The toolkit explains what lacking mental capacity means (and the difference between lacking mental capacity and fluctuating capacity), as well as the five principles of the Mental Capacity Act (MCA).
Decisions must always be made in the person’s best interests
The MCA sets out five clear rules you must follow to support a young person aged 16 and over who lacks the capacity to make their own decisions. These are:
A person must be assumed to have capacity unless it is established that he lacks capacity
A person is not to be treated as unable to make a decision unless all practicable steps to help him to do so have been taken without success
A person is not to be treated as unable to make a decision merely because he made an unwise decision
An act done, or decision made, under this Act for or on behalf of a person who lacks capacity must be done, or made, in their best interests
Before the act is done, or the decision is made, regard must be had to whether the purpose for which it is needed can be as effectively achieved in a way that is less restrictive of the person’s rights and freedom of action.
Using these principles, the toolkit guides parents and carers through their responsibilities to their child, and how this changes when they become an adult.
The toolkit explains that before the age of 16, parents and carers are able to make decision on their child’s behalf. But when they reach 16, the MCA framework will begin to apply.
While it is complicated how exactly the framework applies between the ages of 16 and 18, the toolkit suggests that parents should take steps to support the young to make their own decision.
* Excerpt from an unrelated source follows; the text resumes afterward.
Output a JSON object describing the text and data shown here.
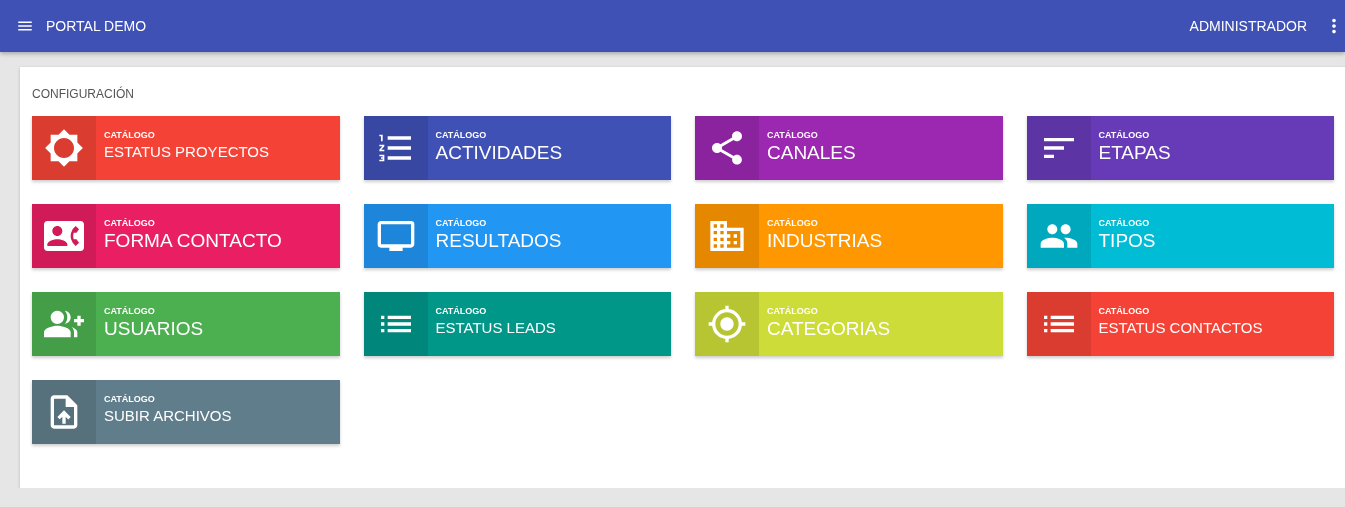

If they cannot make their own decision, the decision you make on their behalf should be in their best interests.
Guiding parents/carers through the changes to decision making processes once the young person becomes an adult
Once a child turns 18, all the MCA principles apply, and parents/carers no longer have parental responsibility to make decisions for them.
To make a decision on the behalf of someone who has turned 18, you must seek their consent and apply the principles of the MCA. If they lack the capacity to provide consent, you must obtain the relevant legal authority to make the financial decision for them.
For example, if a person has capacity, they may wish to make a property and affairs lasting power of attorney (LPA) to allow someone (called the ‘attorney’) they trust to make financial decisions on their behalf.
If a person lacks capacity to make decisions for themselves, and no LPA has been created, parents/carers will need to apply to the Court of Protection to appoint a deputy (who is often the person’s family member, carer or friend) to manage their property or accounts on their behalf.
The toolkit also provides information on managing state benefits and obtaining legal authority to make financial decisions for a young adult depends on their capacity, including accessing a Child Trust Fund.
Parents and carers can also find out how to prepare an application for the Court of Protection and how to apply for a property and affairs order, as well as additional resources and a glossary of terms often used in court.